A new technique is presented for determining the black hole masses of high-redshift quasars from optical spectroscopy. The new method utilizes the full-width at half-maximum (FWHM) of the low-ionization Mg ii emission line and the correlation between the broad-line region (BLR) radius and the continuum luminosity at 3000 Å. Using archival ultraviolet (UV) spectra it is found that the correlation between BLR radius and 3000-Å luminosity is tighter than the established correlation with 5100-Å luminosity.
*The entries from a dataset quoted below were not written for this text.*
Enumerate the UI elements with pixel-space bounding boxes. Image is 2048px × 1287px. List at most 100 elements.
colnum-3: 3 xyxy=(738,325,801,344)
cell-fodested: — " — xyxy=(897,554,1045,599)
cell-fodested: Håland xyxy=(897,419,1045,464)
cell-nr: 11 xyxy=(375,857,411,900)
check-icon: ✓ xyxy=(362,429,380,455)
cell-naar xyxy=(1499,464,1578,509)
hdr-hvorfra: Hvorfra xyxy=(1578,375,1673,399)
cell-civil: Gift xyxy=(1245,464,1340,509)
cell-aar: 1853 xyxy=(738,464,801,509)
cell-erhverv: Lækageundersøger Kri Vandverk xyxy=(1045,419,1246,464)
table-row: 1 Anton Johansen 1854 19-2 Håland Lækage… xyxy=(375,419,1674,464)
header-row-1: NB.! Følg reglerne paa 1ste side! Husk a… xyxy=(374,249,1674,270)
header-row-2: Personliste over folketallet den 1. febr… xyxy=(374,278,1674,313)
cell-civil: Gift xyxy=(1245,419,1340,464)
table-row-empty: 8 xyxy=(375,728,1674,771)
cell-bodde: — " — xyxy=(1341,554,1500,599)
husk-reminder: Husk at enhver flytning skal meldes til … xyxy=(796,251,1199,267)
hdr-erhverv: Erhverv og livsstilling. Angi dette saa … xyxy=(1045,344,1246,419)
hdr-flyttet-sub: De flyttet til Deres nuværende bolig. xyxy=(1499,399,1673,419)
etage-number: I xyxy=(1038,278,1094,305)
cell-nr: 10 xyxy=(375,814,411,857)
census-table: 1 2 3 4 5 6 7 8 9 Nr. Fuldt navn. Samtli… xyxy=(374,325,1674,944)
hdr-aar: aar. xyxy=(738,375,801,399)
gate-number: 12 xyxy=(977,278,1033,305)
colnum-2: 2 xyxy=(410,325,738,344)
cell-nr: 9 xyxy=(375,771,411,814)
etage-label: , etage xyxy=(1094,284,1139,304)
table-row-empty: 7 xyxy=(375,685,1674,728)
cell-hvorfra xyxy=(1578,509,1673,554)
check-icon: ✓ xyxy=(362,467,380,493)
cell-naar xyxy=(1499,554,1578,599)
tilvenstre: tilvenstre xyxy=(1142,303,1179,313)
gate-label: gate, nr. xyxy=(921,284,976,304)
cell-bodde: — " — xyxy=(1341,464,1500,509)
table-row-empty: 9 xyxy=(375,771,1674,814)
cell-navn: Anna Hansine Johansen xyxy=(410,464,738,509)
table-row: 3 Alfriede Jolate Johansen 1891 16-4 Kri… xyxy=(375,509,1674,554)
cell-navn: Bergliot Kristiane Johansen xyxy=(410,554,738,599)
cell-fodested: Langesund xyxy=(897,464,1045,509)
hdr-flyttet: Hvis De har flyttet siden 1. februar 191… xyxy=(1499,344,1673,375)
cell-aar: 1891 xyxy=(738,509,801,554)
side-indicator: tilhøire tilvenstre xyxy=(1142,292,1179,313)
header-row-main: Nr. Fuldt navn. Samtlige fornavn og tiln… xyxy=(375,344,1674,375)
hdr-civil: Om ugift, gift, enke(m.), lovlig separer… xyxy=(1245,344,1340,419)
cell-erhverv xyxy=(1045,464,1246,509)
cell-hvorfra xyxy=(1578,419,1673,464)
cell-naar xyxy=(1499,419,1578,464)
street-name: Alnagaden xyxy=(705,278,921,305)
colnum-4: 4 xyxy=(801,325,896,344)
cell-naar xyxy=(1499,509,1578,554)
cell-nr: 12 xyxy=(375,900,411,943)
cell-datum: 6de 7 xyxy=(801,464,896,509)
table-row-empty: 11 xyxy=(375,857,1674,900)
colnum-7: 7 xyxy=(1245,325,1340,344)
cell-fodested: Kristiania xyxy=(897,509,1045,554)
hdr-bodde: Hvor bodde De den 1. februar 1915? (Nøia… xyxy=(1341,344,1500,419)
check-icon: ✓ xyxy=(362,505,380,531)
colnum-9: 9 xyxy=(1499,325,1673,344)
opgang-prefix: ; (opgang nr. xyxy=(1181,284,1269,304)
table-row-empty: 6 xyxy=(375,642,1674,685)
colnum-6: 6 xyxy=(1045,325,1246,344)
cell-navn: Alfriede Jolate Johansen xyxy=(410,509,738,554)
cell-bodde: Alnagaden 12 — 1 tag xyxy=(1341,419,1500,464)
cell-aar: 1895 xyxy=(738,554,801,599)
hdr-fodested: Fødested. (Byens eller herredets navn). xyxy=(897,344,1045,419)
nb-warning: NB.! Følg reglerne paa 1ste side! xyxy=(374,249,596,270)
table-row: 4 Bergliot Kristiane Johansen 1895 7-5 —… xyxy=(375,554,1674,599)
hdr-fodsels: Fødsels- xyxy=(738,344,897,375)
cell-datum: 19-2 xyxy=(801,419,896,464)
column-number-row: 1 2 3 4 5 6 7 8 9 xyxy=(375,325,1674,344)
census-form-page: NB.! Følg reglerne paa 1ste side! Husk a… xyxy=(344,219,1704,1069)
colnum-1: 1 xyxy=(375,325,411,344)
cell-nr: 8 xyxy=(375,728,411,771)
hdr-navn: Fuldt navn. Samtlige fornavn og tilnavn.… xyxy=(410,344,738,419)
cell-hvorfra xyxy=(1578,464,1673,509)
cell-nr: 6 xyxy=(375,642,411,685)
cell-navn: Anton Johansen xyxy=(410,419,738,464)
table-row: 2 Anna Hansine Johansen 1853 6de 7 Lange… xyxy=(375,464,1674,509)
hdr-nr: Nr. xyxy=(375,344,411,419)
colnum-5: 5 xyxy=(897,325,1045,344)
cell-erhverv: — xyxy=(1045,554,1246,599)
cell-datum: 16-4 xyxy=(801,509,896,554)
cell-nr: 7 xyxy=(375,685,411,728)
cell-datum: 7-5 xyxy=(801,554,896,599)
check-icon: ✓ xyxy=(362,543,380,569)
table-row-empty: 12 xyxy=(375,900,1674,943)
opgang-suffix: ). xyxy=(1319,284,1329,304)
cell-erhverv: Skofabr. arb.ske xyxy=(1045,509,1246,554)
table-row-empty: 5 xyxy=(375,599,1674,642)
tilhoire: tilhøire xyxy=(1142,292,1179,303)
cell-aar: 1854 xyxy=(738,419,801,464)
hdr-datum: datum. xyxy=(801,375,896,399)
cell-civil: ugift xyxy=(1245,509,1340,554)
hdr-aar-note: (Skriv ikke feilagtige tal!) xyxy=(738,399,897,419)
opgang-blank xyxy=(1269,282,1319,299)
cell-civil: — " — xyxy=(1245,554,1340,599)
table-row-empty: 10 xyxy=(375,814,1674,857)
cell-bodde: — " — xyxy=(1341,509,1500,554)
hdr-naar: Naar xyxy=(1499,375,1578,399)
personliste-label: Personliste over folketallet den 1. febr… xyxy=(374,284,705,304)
Furthermore, it is found that the correlation between BLR radius and 3000-Å continuum luminosity is consistent with a relation of the form RBLR∝λL1/2λ, as expected for a constant ionization parameter. Using a sample of objects with broad-line radii determined from reverberation mapping it is shown that the FWHM of Mg ii and Hβ are consistent with following an exact one-to-one relation, as expected if both Hβ and Mg ii are emitted at the same radius from the central ionizing source. The resulting virial black hole mass estimator based on rest-frame UV observables is shown to reproduce black hole mass measurements based on reverberation mapping to within a factor of 2.5 (1σ). Finally, the new UV black hole mass estimator is shown to produce identical results to the established optical (Hβ) estimator when applied to 128 intermediate-redshift (0.3 < z < 0.9) quasars drawn from the Large Bright Quasar Survey and the radio-selected Molonglo quasar sample. We therefore conclude that the new UV virial black hole mass estimator can be reliably used to estimate the black hole masses of quasars from z∼ 0.25 through to the peak epoch of quasar activity at z∼ 2.5 via optical spectroscopy alone.